【長岡一也=コラム「競馬白書」】

◆明け3歳馬の重賞は新しい見所が沢山
 
 明け3歳馬の重賞には、新しい見所が沢山ある。その中でも何と言っても、新種牡馬たちの産駒に興味がわく。「馬は血で走る」ではないが、競馬に新風を吹き込んでくれる。今週のシンザン記念、フェアリーSは、どちらもそこに目を向けてみたい。

 今年の3歳馬を送り出している新種牡馬は全部で28頭いるが、このうち16頭の産駒が2歳戦で勝ち馬を出していた。その中で一番勝利数の多いのが、2016年の米国チャンピオンスプリンターのドレフォンだが、産駒は芝で10勝、ダートで20勝していた。その中には自身が経験してこなかったマイル以上の距離で実績を積み上げているのが目を引く。
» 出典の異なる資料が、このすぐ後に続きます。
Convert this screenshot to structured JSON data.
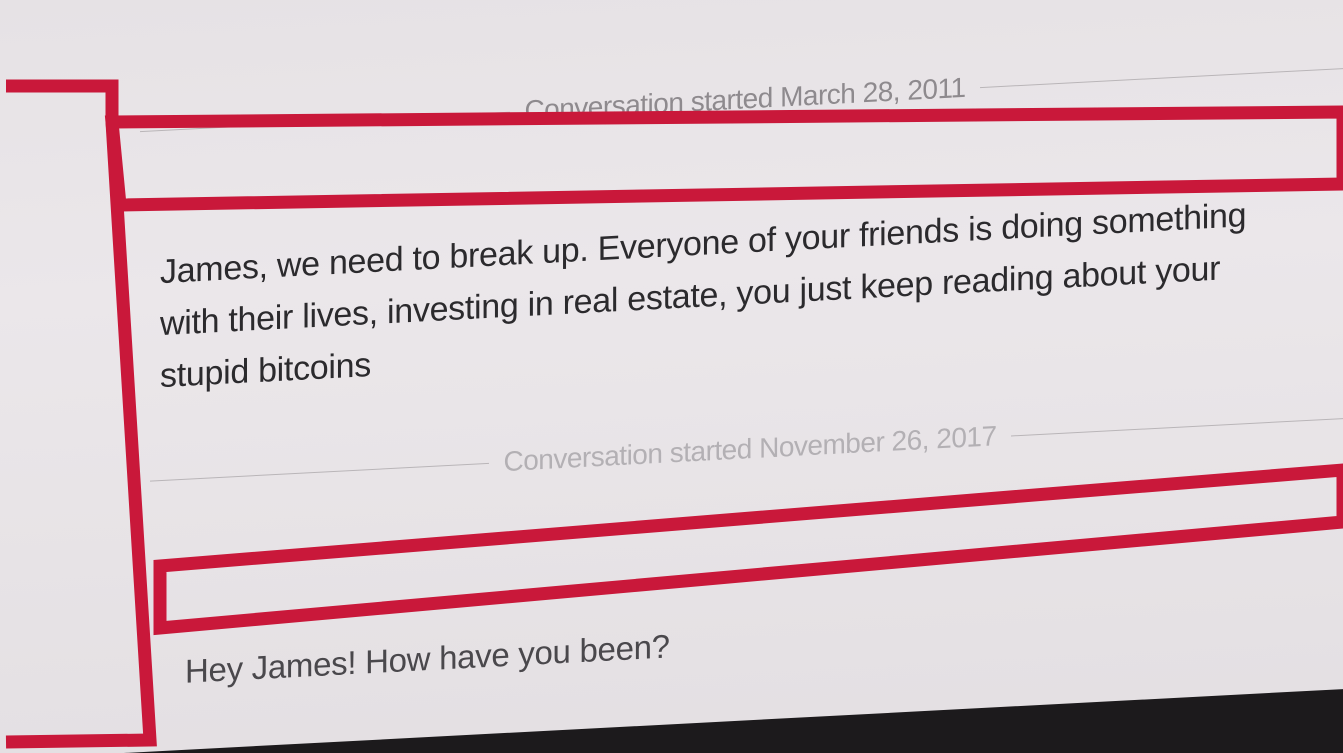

 芝で半分、ダートではマイルと1800米で11勝もしているのだから無視できない。シンザン記念には、ウナギノボリ、カワキタレブリーが出ている。続いて、ディープインパクトの血を引くシルバーステートが17勝していたが、1200から2000米と距離の幅が広いのが特徴と言える。どのタイプか、未完の大器と言われた父の血統を花開かせる産駒が出てくるか、楽しみに待ちたい。

 続いては、イスラボニータ16勝、キタサンブラック13勝が勝利数は多いが、前者はマイル以下が14勝とスピードの切れ味を生かしているのに対し、後者は、全てがマイル以上で、距離がのびるほど本領を発揮している。

 シンザン記念に牝馬のラスールが出ているが、10月の東京の新馬戦1600米では最後の150米で3馬身半も突き抜けて勝ち、今回がそれ以来の実戦になる。いい脚を長く使えるのがキタサンブラック産駒の特性と言えるかどうか、この一戦で確かめたい。

 また、フェアリーSにも産駒のビジュノワールが登録していて、この牝馬は敏感で乗り難しいところがあるということだが、新馬戦を勝って2戦目でどこまで矯正されてくるか。その他にも新種牡馬の産駒が出ているが、今後どこまで存在を見せてくれるか注目したい。

 一方で、次の時代を引っ張って行く確実な先輩種牡馬たちにも注目したい。初年度に牝馬三冠のデアリングタクト、2年目にGI3勝のエフフォーリアを出し3年目が今年の3歳馬になるエピファネイアは、スタミナ、底力があってここ一番に強い産駒が多い。

 初年度にアーモンドアイを出したロードカナロアは、ダノンスマッシュが高松宮記念で父仔制覇を成し遂げたが、ファストフォースの1200米日本レコードが光っていて、幅広く勝ち馬を出し続けている。しばらくは上位に居続けていく種牡馬だろう。

 ディープインパクトの後継種牡馬争いで一歩抜け出してきたのがキズナ。初年度産駒のアカイイトがエリザベス女王杯を勝ち、1200米から3200米まで幅広い距離で活躍馬を出してきた。芝もダートもこなす産駒たちを見ていると、もっと勝ち鞍を増やすだろう。とにかく特に3歳戦は、父馬が気になる。